On 17.10.2017 01:14, David Hendricks wrote:
On Sat, Oct 14, 2017 at 7:20 AM, Stefan Tauner stefan.tauner@gmx.at wrote:
While there was a bunch of patches that have been piled up back then it was less of a problem then the increasing divergence between the chromiumos fork and upstream. Thus we have discussed ways to converge that (by pulling changes mainly from upstream into chromium but also vice versa) and also increase the pace of merging stuff into upstream later. This was still with no intention to switch to git because of Carl-Daniel's concerns.
I'm surprised that you think that chromiumos's divergence is a *worse* problem than the huge backlog of upstream patches. The chromiumos fork is self-contained, has its own review system, its own testing, and is targeted at a narrow set of devices. I don't understand how it could have been a problem for upstream and would be interested if you can elaborate on this point.
I think there are at least two views on this:
What might happen in such a case: People loose interest in upstream and less patches get send there. (This might even have a positive effect on the patch queue.)
What I think happened (and maybe Stefan had something like this in mind): Progress on upstream stalled on more invasive topics because people tried to find a solution fitting both branches, first. FWIW, this was the case for better layout support in upstream. Maybe there were more topics stalled, I don't know the cros fork well enough.
Nico
On Wed, Oct 18, 2017 at 10:31 AM, Nico Huber nico.h@gmx.de wrote:
On 17.10.2017 01:14, David Hendricks wrote:
On Sat, Oct 14, 2017 at 7:20 AM, Stefan Tauner stefan.tauner@gmx.at wrote:
While there was a bunch of patches that have been piled up back then it was less of a problem then the increasing divergence between the chromiumos fork and upstream. Thus we have discussed ways to converge that (by pulling changes mainly from upstream into chromium but also vice versa) and also increase the pace of merging stuff into upstream later. This was still with no intention to switch to git because of Carl-Daniel's concerns.
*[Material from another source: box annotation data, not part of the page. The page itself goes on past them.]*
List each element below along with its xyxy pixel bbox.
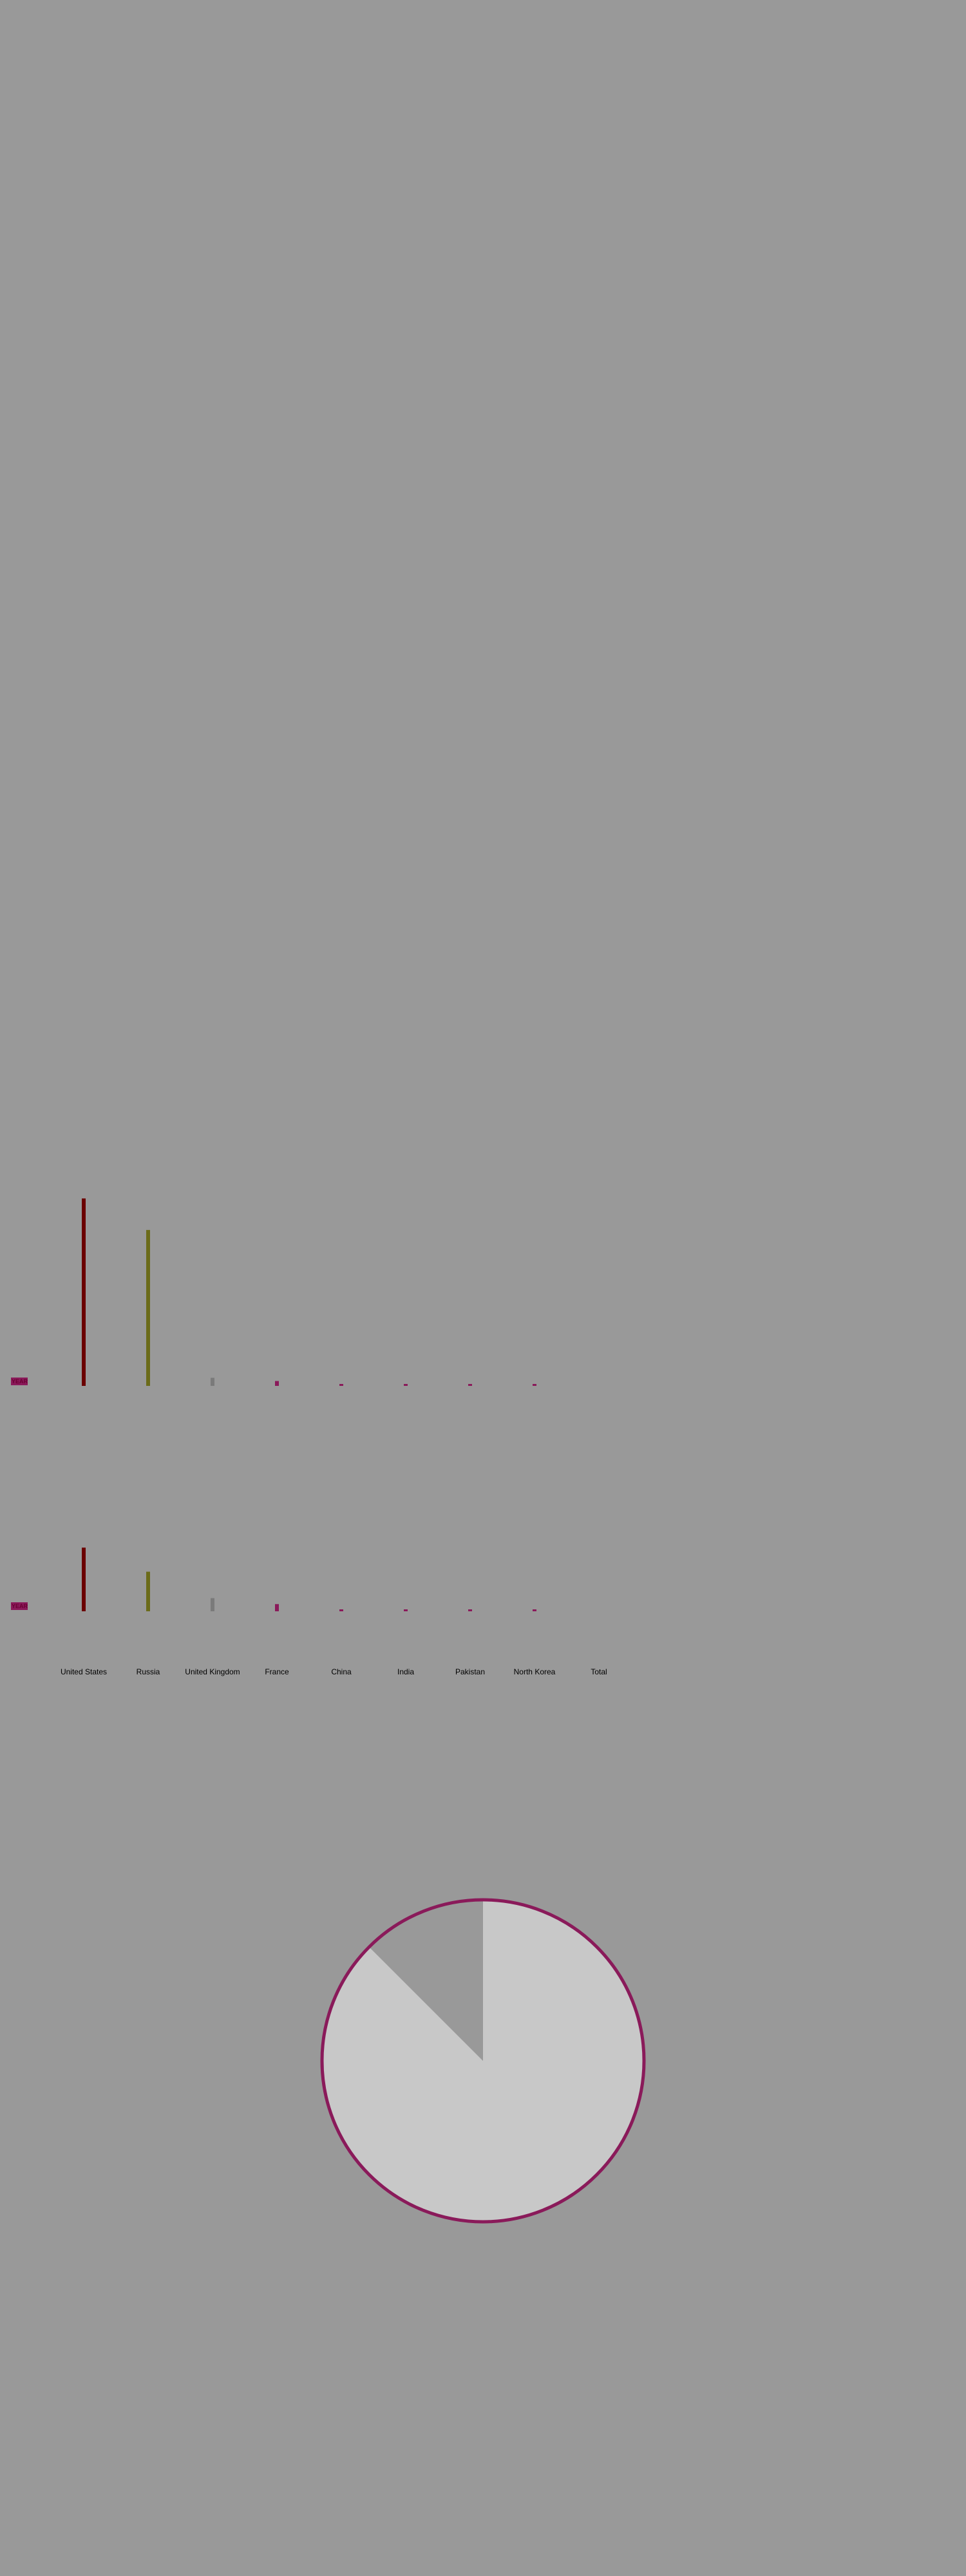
- pie-chart: [320, 1898, 646, 2224]
- legend-label: YEAR: [12, 1378, 28, 1385]
- category-label: United States: [61, 1667, 107, 1676]
- bar-united-kingdom: [211, 1378, 214, 1386]
- category-label: United Kingdom: [185, 1667, 240, 1676]
- bar-pakistan: [468, 1609, 472, 1611]
- bar-russia: [146, 1571, 150, 1611]
- bar-france: [275, 1381, 279, 1386]
- bar-united-states: [82, 1548, 86, 1611]
- bar-china: [339, 1384, 343, 1386]
- category-label: Russia: [137, 1667, 160, 1676]
- legend-swatch: [11, 1602, 28, 1610]
- category-label: Total: [591, 1667, 607, 1676]
- bar-north-korea: [533, 1384, 536, 1386]
- legend-label: YEAR: [12, 1603, 28, 1609]
- pie-slice: [369, 1900, 483, 2061]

I'm surprised that you think that chromiumos's divergence is a *worse* problem than the huge backlog of upstream patches. The chromiumos fork is self-contained, has its own review system, its own testing, and is targeted at a narrow set of devices. I don't understand how it could have been a problem for upstream and would be interested if you can elaborate on this point.
I think there are at least two views on this:
What might happen in such a case: People loose interest in upstream and less patches get send there. (This might even have a positive effect on the patch queue.)
What I think happened (and maybe Stefan had something like this in mind): Progress on upstream stalled on more invasive topics because people tried to find a solution fitting both branches, first. FWIW, this was the case for better layout support in upstream. Maybe there were more topics stalled, I don't know the cros fork well enough.
That makes sense. However I think it's worth considering _why_ people lose interest rather than blaming forks. IMO much of this is due to the historically glacial pace of reviews, commits, and releases, which might be fine for hobbyists or occasional users but was simply unworkable for commercial development.
The good news is that this is getting fixed now that we have modern code management and review systems in-place. Contributors have more ways to submitting patches (mailing list, PR on Github, or push to review.coreboot.org). Tracking and rebasing patches and revisions is much, much easier now with Gerrit. Jenkins provides some value for sanity checking, and Stefan's upcoming buildbot provide will go a long way here as well. There are some other ways we can get cheap/easy QA to help accelerate the pace of development and merging.
Anyway, I'm optimistic. There's a lot of work to be done but we're definitely on the right path toward making the flashrom codebase easier to work with and more accessible so that fewer users/developers will see a need to fork.